AUTHOR=Amarilho-Silveira Fernando , De Barbieri Ignacio , Navajas Elly A. , Cobuci Jaime Araujo , Ciappesoni Gabriel 

TITLE=Machine learning approaches for predicting feed intake in Australian Merino, Corriedale, and Dohne Merino sheep

JOURNAL=Frontiers in Animal Science

VOLUME=Volume 6 - 2025

YEAR=2025

URL=https://www.frontiersin.org/journals/animal-science/articles/10.3389/fanim.2025.1579974

DOI=10.3389/fanim.2025.1579974

ISSN=2673-6225

ABSTRACT=Feed intake is a challenging trait to measure due to the high costs associated with labor, feeding, and facilities. Applying machine learning approaches, considering traits as potential predictors, offers a cost-effective alternative to direct feed intake measurement. By leveraging existing animal data, these models can optimize resources and enable feed intake estimation across a larger population without the need for labor-intensive trials. This research aimed to test combinations of feature selection and prediction models to find the best feed intake (expressed as metabolizable energy intake) prediction approach for a dataset comprising Australian Merino, Corriedale, and Dohne Merino data. The study dataset with 1,708 observations included 920 Australian Merino, 215 Corriedale, and 337 Dohne Merino sheep from 17 feed intake trials conducted between 2019 and 2022. The dataset was randomly partitioned into two subsets: one for training (80%) the algorithms and the other for direct validation (20%). Feature selection methods included track analysis, stepwise model, and principal components analysis. The prediction models were stepwise, linear regression, nonlinear regression, k-nearest neighbor regression, random forest regression, and support vector machines.
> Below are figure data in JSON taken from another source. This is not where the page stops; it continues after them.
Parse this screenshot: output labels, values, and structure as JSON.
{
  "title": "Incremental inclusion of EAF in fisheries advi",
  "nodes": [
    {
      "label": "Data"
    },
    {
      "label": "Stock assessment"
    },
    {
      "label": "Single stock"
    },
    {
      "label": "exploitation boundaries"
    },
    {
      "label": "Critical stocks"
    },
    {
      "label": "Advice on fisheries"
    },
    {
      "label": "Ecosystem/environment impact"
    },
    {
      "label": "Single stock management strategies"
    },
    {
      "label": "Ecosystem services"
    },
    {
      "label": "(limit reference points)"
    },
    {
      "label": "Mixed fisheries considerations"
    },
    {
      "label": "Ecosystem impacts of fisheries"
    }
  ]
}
The highest R2 value was found in the support vector machines using the stepwise model for feature selection, with a value of 0.91 in the cross-validation of the training dataset, and Pearson and Spearman correlation coefficients of 0.95 and 0.93, respectively. In direct validation, the k-nearest neighbor model with the stepwise feature selection model presented the highest Pearson and Spearman correlation coefficients, with values of 0.92 and 0.90, respectively. In the confusion matrix, the support vector machines with stepwise feature selection showed the best performance. The model correctly distinguished between high and low metabolic energy intake in all cases, achieving an overall accuracy of 0.76. This indicates that support vector machines effectively captures the underlying patterns of feed intake distribution. The approaches that presented the best performance balance in both cross-validation and direct validation were the k-nearest neighbor model and the support vector machines using the stepwise model for feature selection.